Il faisait notamment allusion à la pièce "Lepervenche" de Vollard. Hervé Mazelin déplorait l’absence d’espace pour accueillir des spectacles lourds. La réflexion ne portait pas seulement sur les spectacles vivants mais aussi sur la mise en espace des expositions d’arts plastiques.
Les relations avec le pouvoir et avec l’argent ont aussi été abordées. Pour le scénographe, « tout créateur a une relation à l’argent. Elle est essentielle : les moyens déterminent l’objet esthétique. Le manque de moyens pousse à l’invention. La relation à l’argent peut donc être tout autant un facteur de création qu’un obstacle à la création ».

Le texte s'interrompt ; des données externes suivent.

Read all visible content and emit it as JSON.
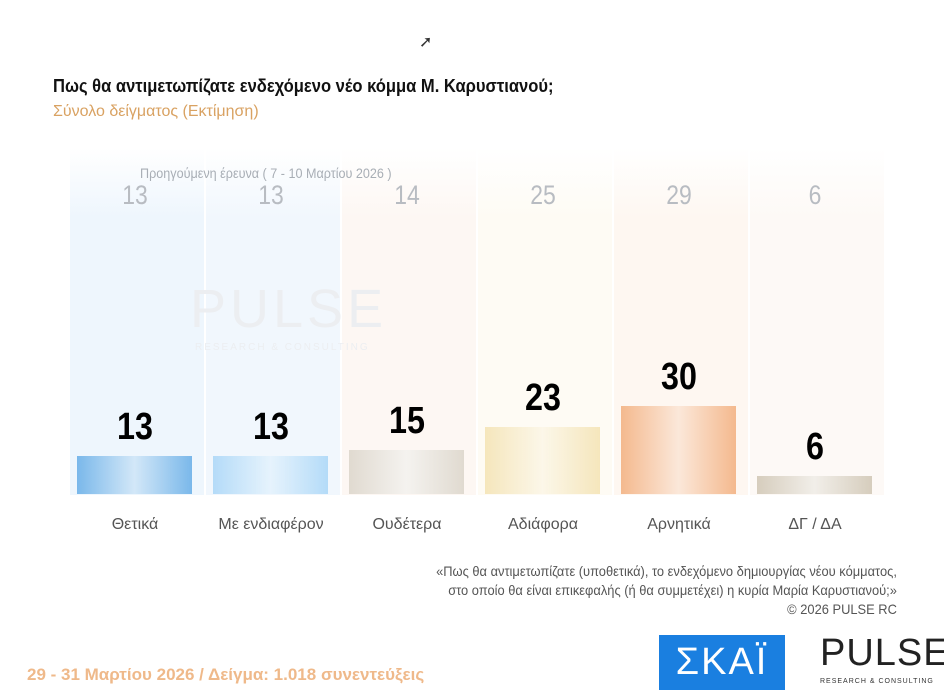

Après un survol du travail d’Hervé Mazelin et un exposé de ses conceptions de la mise en œuvre et en espace, un débat s’est instauré autour des similitudes et des différences entre la scénographie du spectacle vivant et la mise en espace des expositions. À la tribune des membres de Lerka et des invités : Dominique Carrère, Antoine du Vignaux, Laurent Segelstein et Pierre Louis Rivière.
Les questions se succédaient : « Comment et pourquoi le visiteur se déplace au sein d’une exposition ? Comment instaurer un rapport différent à l’œuvre, par le biais d’un autre cheminement pour une meilleure rencontre avec l’œuvre d’art ? »
Les intervenants ont souligné que les bailleurs de fonds ont du mal à soutenir cette réflexion. Quand un plasticien vient faire une mise en espace, il ne suffit pas seulement d’un lieu, mais il y a une nécessité de réfléchir à l’agencement des œuvres pour qu’elles soient plus sensibles. Au final, d’autres questions venaient comme celle de la fonction de l’Art Plastique.
Il apparaissait que le musée n’est pas forcément le lieu idéal pour les expositions. La tradition du musée étant importée d’Occident et plaquée à La Réunion, où elle garde une mauvaise connotation car elle correspond à une catégorie dominante, voire coloniale. La destination finale de l’œuvre n’est-elle pas d’être au plus près du public, d’entrer chez les gens, d’être à l’intérieur de la case ? Inévitablement, la question de la fonction du commissaire d’exposition est posée, et plus généralement celle du commissariat dans le contexte réunionnais.
Une nouvelle mise en espace - sortant de la tradition muséale occidentale et prenant en compte notre contexte et notre identité pour une meilleure rencontre avec l’œuvre - nécessite un lieu modulable, accessible à l’ensemble de la population. Selon les intervenants, « il n’y a aucun lieu d’exposition adapté à La Réunion » pour provoquer une vraie rencontre.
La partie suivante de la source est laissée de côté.